Oh, and James was equally special in the closeout, scoring 37 to seal the deal on his second straight championship.
3. 2012 Finals
28.6 PPG, 10.2 RPG, 7.4 APG
James completed his transformation from villain to hero—a feeling only he and Ye know—with a dominant series in the 2012 Finals. This was the only Finals of LeBron’s career in which it felt like he had a direct rival: Kevin Durant. James took the challenge. He outplayed his counterpart offensively and defended Durant during the game’s key moments. James exhibited a hunger in this series that could only emerge after years of heartbreak. There was a memorable moment in the fifth and final game of the series when LeBron grabbed a rebound over three defenders, missed a shot, got his own rebound, then made a layup while being fouled.
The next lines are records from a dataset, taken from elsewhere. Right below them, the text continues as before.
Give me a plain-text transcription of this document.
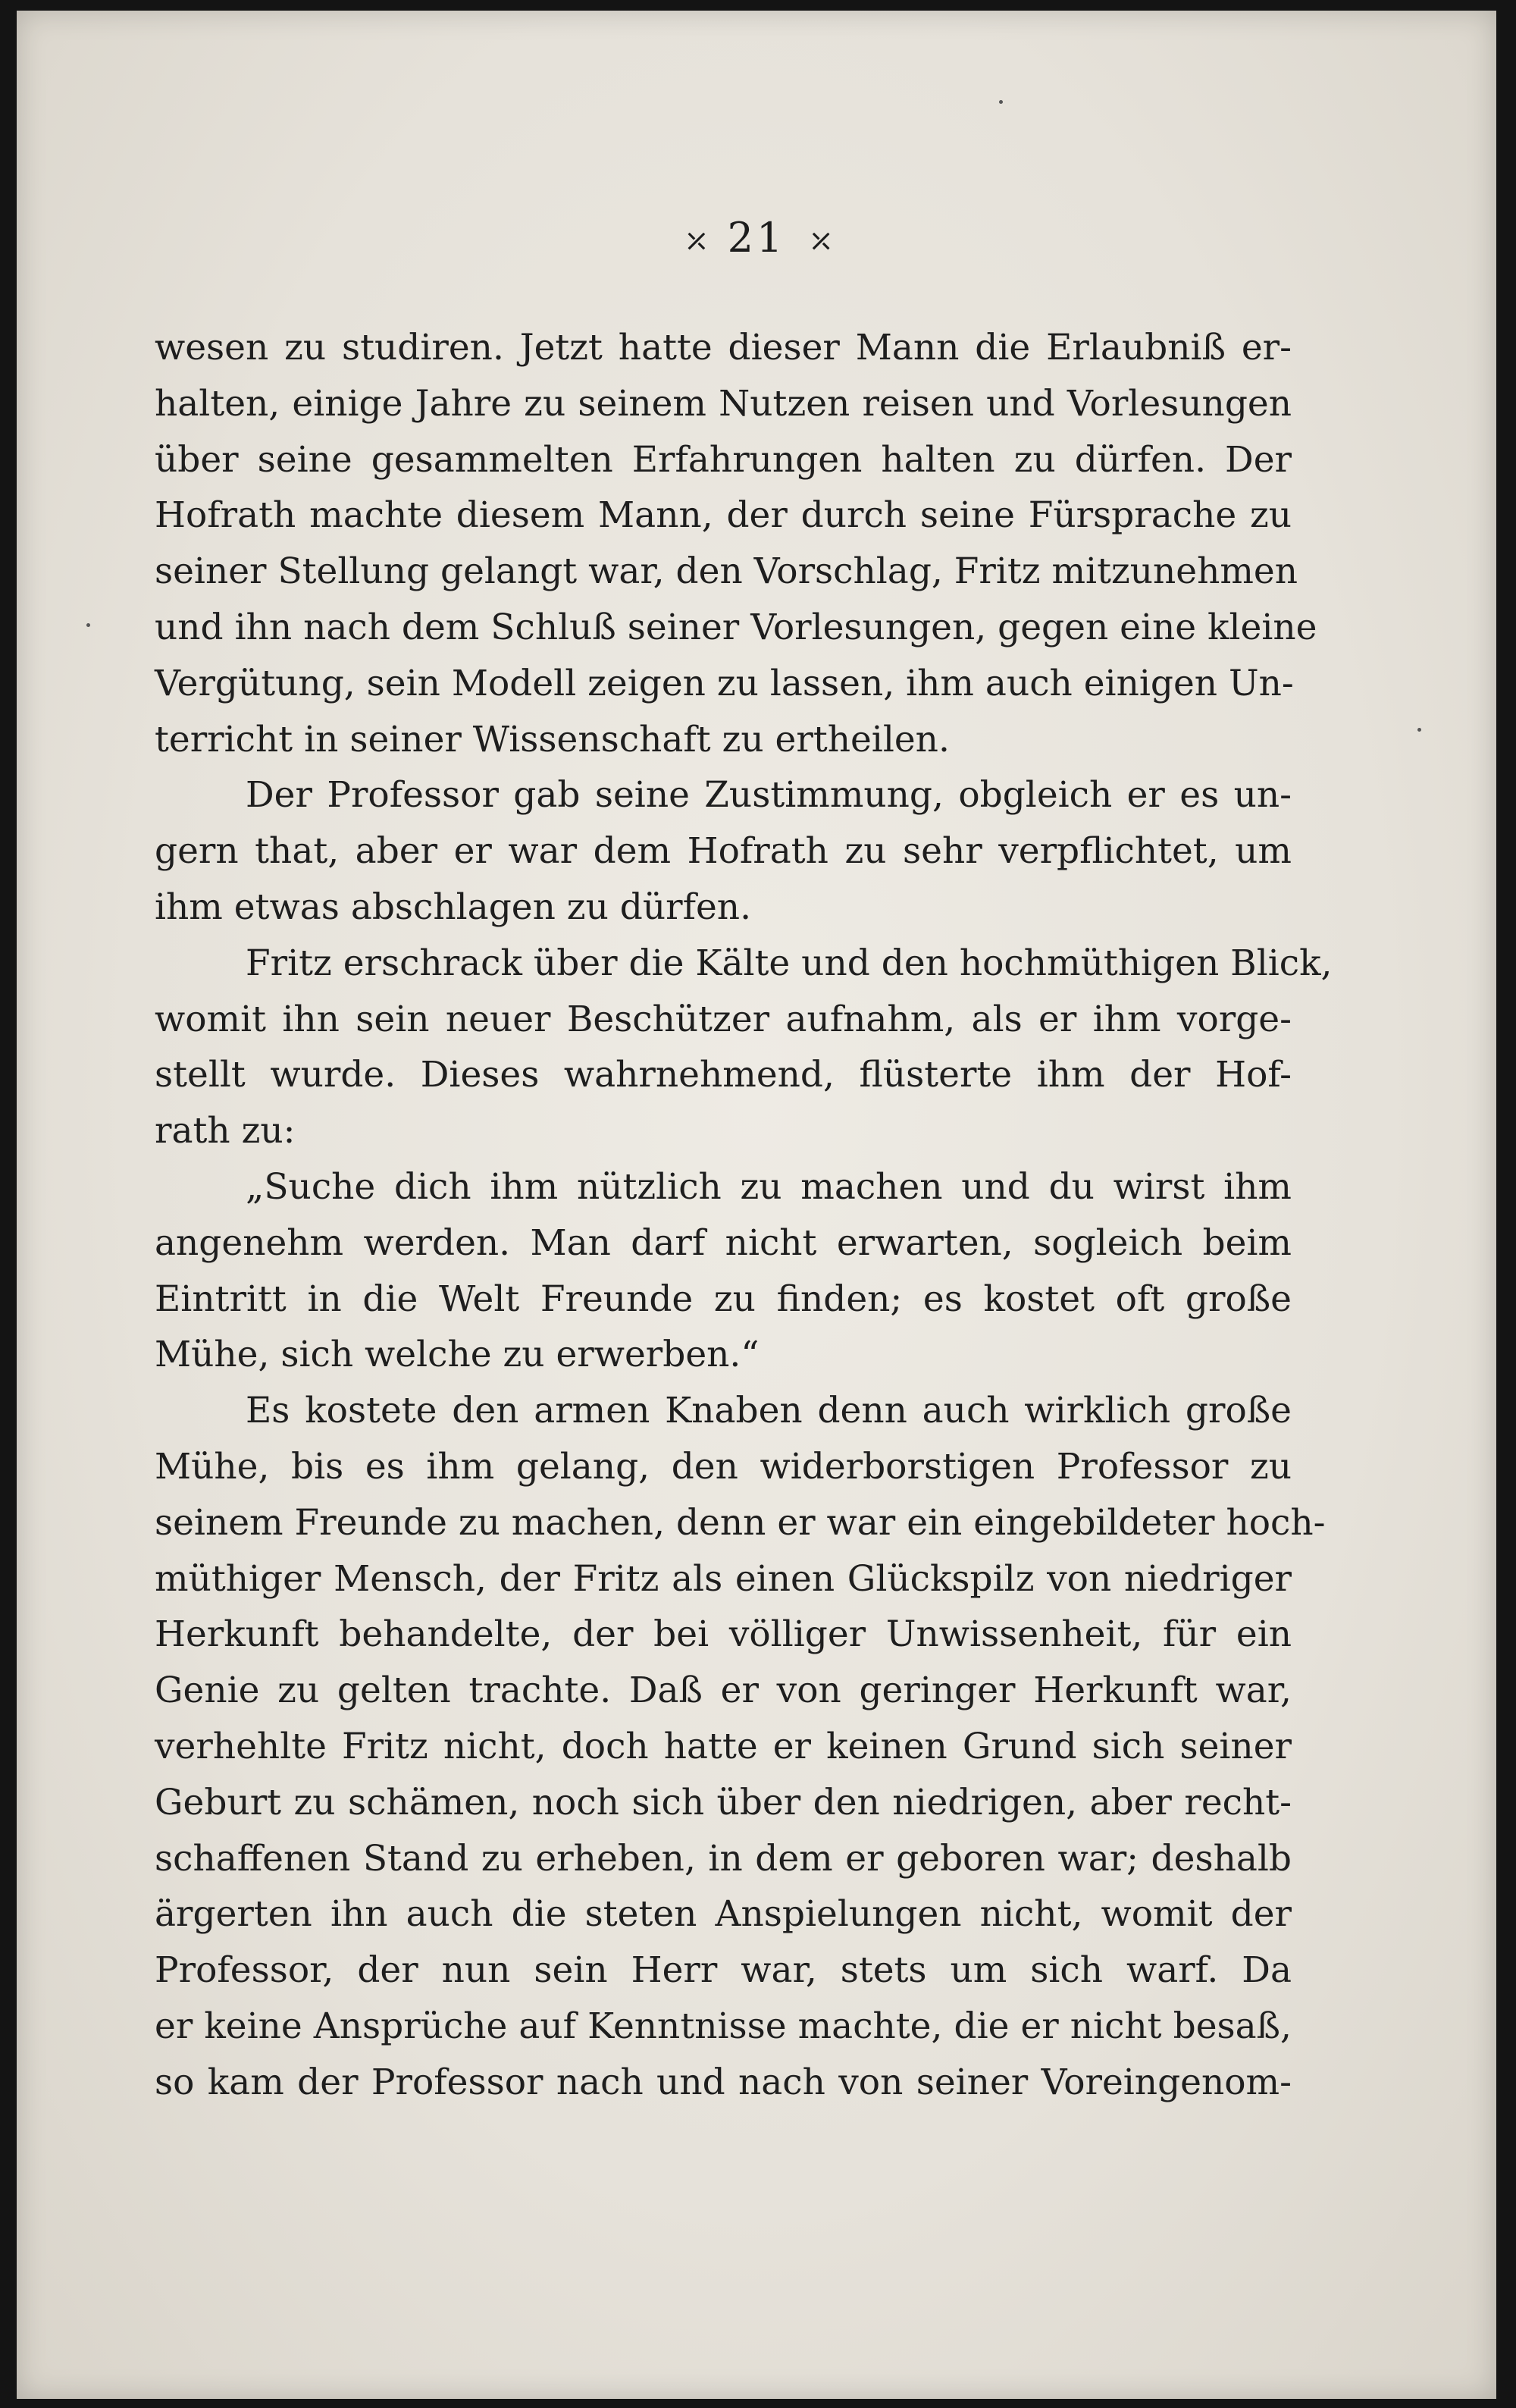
⤫ 21 ⤫
wesen zu studiren. Jetzt hatte dieser Mann die Erlaubniß er-
halten, einige Jahre zu seinem Nutzen reisen und Vorlesungen
über seine gesammelten Erfahrungen halten zu dürfen. Der
Hofrath machte diesem Mann, der durch seine Fürsprache zu
seiner Stellung gelangt war, den Vorschlag, Fritz mitzunehmen
und ihn nach dem Schluß seiner Vorlesungen, gegen eine kleine
Vergütung, sein Modell zeigen zu lassen, ihm auch einigen Un-
terricht in seiner Wissenschaft zu ertheilen.
Der Professor gab seine Zustimmung, obgleich er es un-
gern that, aber er war dem Hofrath zu sehr verpflichtet, um
ihm etwas abschlagen zu dürfen.
Fritz erschrack über die Kälte und den hochmüthigen Blick,
womit ihn sein neuer Beschützer aufnahm, als er ihm vorge-
stellt wurde. Dieses wahrnehmend, flüsterte ihm der Hof-
rath zu:
„Suche dich ihm nützlich zu machen und du wirst ihm
angenehm werden. Man darf nicht erwarten, sogleich beim
Eintritt in die Welt Freunde zu finden; es kostet oft große
Mühe, sich welche zu erwerben.“
Es kostete den armen Knaben denn auch wirklich große
Mühe, bis es ihm gelang, den widerborstigen Professor zu
seinem Freunde zu machen, denn er war ein eingebildeter hoch-
müthiger Mensch, der Fritz als einen Glückspilz von niedriger
Herkunft behandelte, der bei völliger Unwissenheit, für ein
Genie zu gelten trachte. Daß er von geringer Herkunft war,
verhehlte Fritz nicht, doch hatte er keinen Grund sich seiner
Geburt zu schämen, noch sich über den niedrigen, aber recht-
schaffenen Stand zu erheben, in dem er geboren war; deshalb
ärgerten ihn auch die steten Anspielungen nicht, womit der
Professor, der nun sein Herr war, stets um sich warf. Da
er keine Ansprüche auf Kenntnisse machte, die er nicht besaß,
so kam der Professor nach und nach von seiner Voreingenom-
The play was a perfect example of James’s physical dominance and refusal to be contained. With a triple double in the closeout game, James ensured his legacy would be one of a championship winner.
2. 2015 Finals
35.8 PPG, 13.3 RPG, 8.8 APG
In an underdog role without his best teammate, Kyrie Irving, James put the Cavaliers on his back in the 2015 Finals. His efficiency dropped as his counting stats rose, but James single-handedly managed to slow down the team that had been running roughshod through the NBA. James’s performance wasn’t enough to lead his team to a win, but it should have been worthy of the Finals MVP award. James slowed the game down against Golden State in 2015, often pounding the ball before going 1-on-5 at the end of the shot clock. Even when everyone in the world knew what was coming, James managed to pour in buckets while scrambling all over the place on defense. The look of exhaustion on James’s face by the end of the series was more than well earned.
1. 2016 Finals
29.7 PPG, 11.3 RPG, 8.9 APG
After two years of Stephen Curry hype, James reclaimed his status as the best player in the NBA with an incredible Finals performance. Curry had earned all the accolades usually reserved for James during the regular season, as he was crowned (by many) the league’s best player and earned the NBA’s first unanimous MVP selection. But James thoroughly outplayed Curry for most of the Finals, and personally reminded Curry who the NBA’s top dog was with a degrading swat—and hilarious smirk—during Game 6. LeBron went up against all odds in this series—down 3–1 entering Game 5, going against the winningest regular season team in NBA history—but showed that he himself could serve as an equalizer in the face of so many narratives. James’s back-to-back 40-point explosions in Games 5 and 6 sent a message to every single fan of the NBA: When LeBron James is locked in, there’s no one capable of stopping him.